More recently, the company has also explored emergency and hyperlocal utility services, including ambulance support initiatives in select cities. These experiments indicate how Zomato and Blinkit are increasingly positioning themselves not just as food-delivery platforms, but as part of India’s broader convenience and urban logistics infrastructure.

Today, what began as a digital menu directory has evolved into a multi-layered ecosystem spanning food delivery, quick commerce, restaurant supply chains, event ticketing, and hyperlocal services. In many ways, Zomato’s journey mirrors the evolution of India’s own startup economy over the last decade.

The Founder’s Journey

Before building Zomato, Deepinder Goyal was working as a management consultant at Bain & Company. At the time, few could have imagined that a small menu-listing website would evolve into one of India’s biggest consumer-tech companies.

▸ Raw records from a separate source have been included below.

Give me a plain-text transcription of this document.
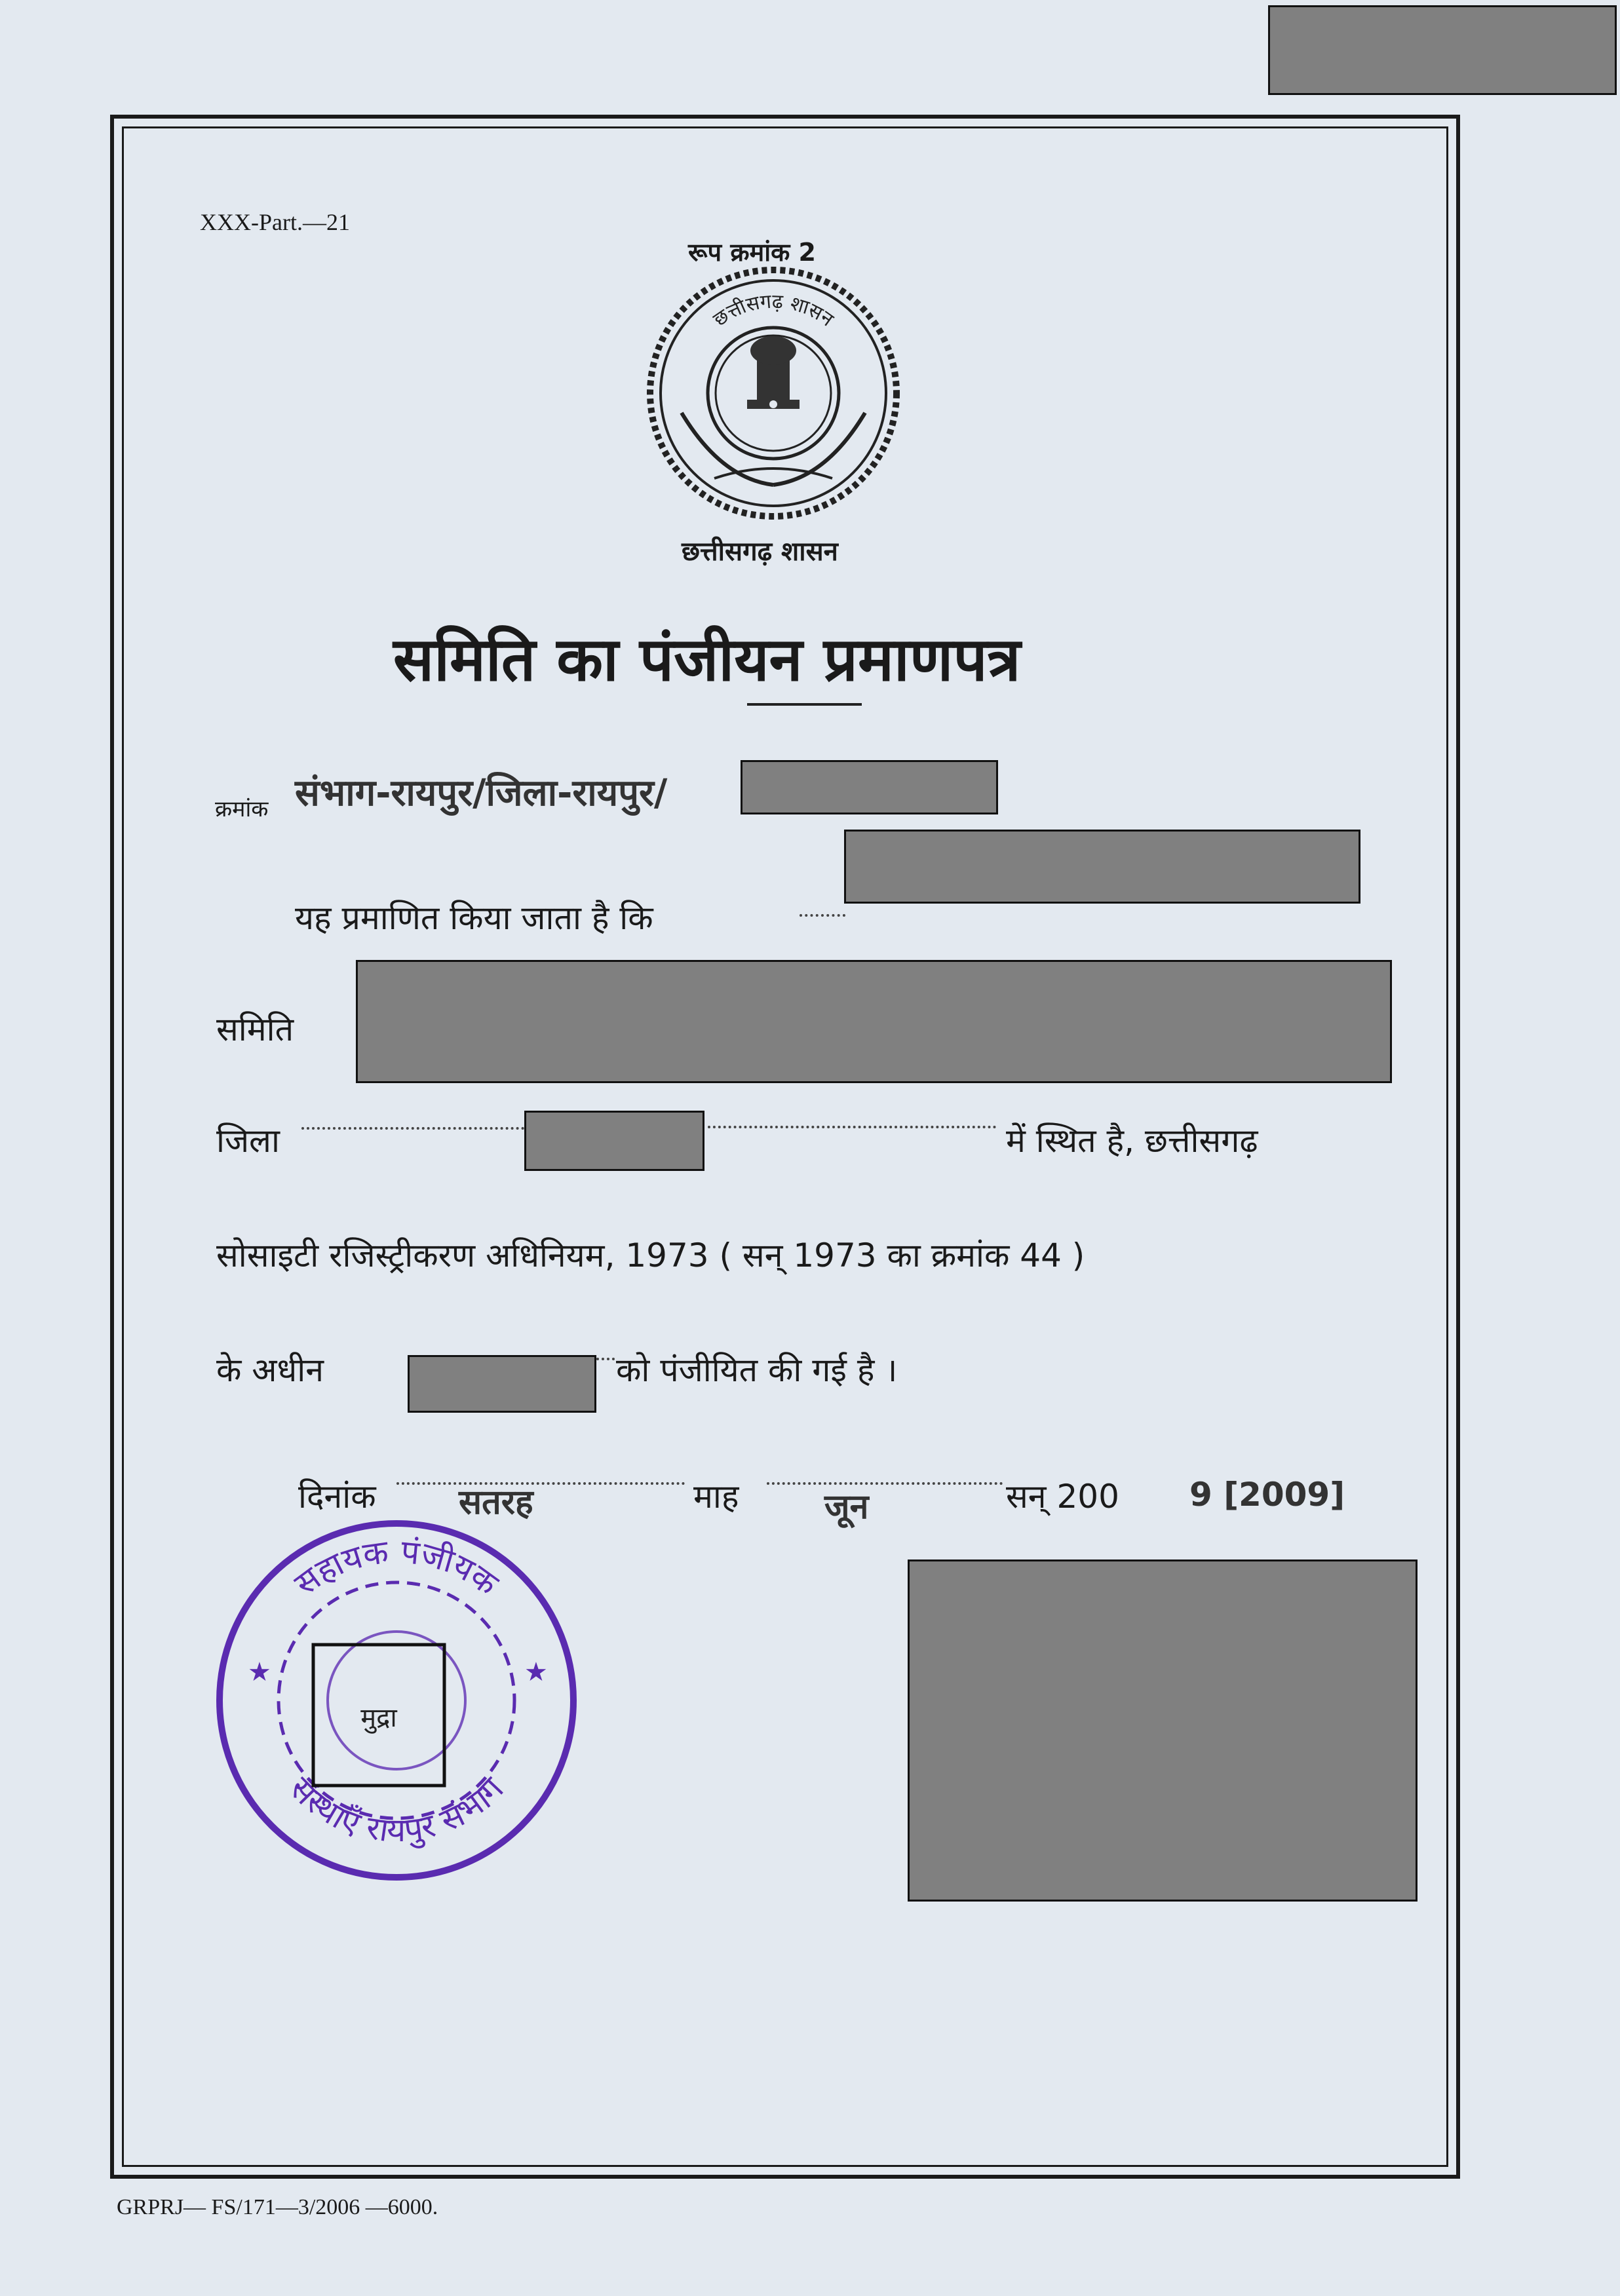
XXX-Part.—21
रूप क्रमांक 2
छत्तीसगढ़ शासन
छत्तीसगढ़ शासन
समिति का पंजीयन प्रमाणपत्र
क्रमांक संभाग-रायपुर/जिला-रायपुर/
यह प्रमाणित किया जाता है कि
समिति
जिला	में स्थित है, छत्तीसगढ़
सोसाइटी रजिस्ट्रीकरण अधिनियम, 1973 ( सन् 1973 का क्रमांक 44 )
के अधीन	को पंजीयित की गई है ।
दिनांक सतरह	माह	जून	सन् 200 9 [2009]
सहायक पंजीयक
संस्थाएँ रायपुर संभाग
★	★
मुद्रा
GRPRJ— FS/171—3/2006 —6000.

But Deepinder’s journey was never linear. Over the years, he navigated intense competition, failed experiments, profitability concerns, layoffs, and constant scrutiny around the sustainability of the quick-commerce model. Yet, instead of remaining confined to one category, he repeatedly repositioned the company around changing consumer behaviour.

Recently, he stepped down as the CEO of the parent company Eternal for Blinkit’s CEO, Albinder Dhindsa, to take over.

With his love for experimentation, Deepinder recently announced a new wearable device called Temple, marking his entry into the health-tech space. Zomato and its founder have evolved hand-in-hand. From solving everyday problems to constantly redefining what convenience-driven businesses in India can look like, Deepinder and his ideas have changed how an entire generation thinks.

Why Zomato Will Be Relevant 10 Years Later

Zomato’s story is not just about food delivery. It is about how technology reshaped everyday life in urban India. It changed how people consume, how restaurants survive, how gig workers earn, and how convenience became deeply embedded in modern lifestyles.

Not every startup changes behaviour permanently. Zomato arguably did. And that is what makes it more than a company. It became a reflection of a rapidly changing India.

Earlier, eating out was once seen as an occasional indulgence, but food delivery apps have slowly normalised restaurant food as an everyday habit. Competitors such as Swiggy, Uber Eats, and more arrived. But Zomato’s rocket-speed growth made it challenging to catch up in the race.

For millions of Indians, Zomato and the ecosystem around it is no longer just a few apps on a phone screen. Those are late-night meals after work, the emergency grocery order during rain, the livelihood of a delivery worker, and the survival of a small restaurant trying to stay visible in the digital economy.

And perhaps that is why Zomato matters. Because somewhere along the way, it stopped becoming merely a company and quietly became part of everyday urban life in India.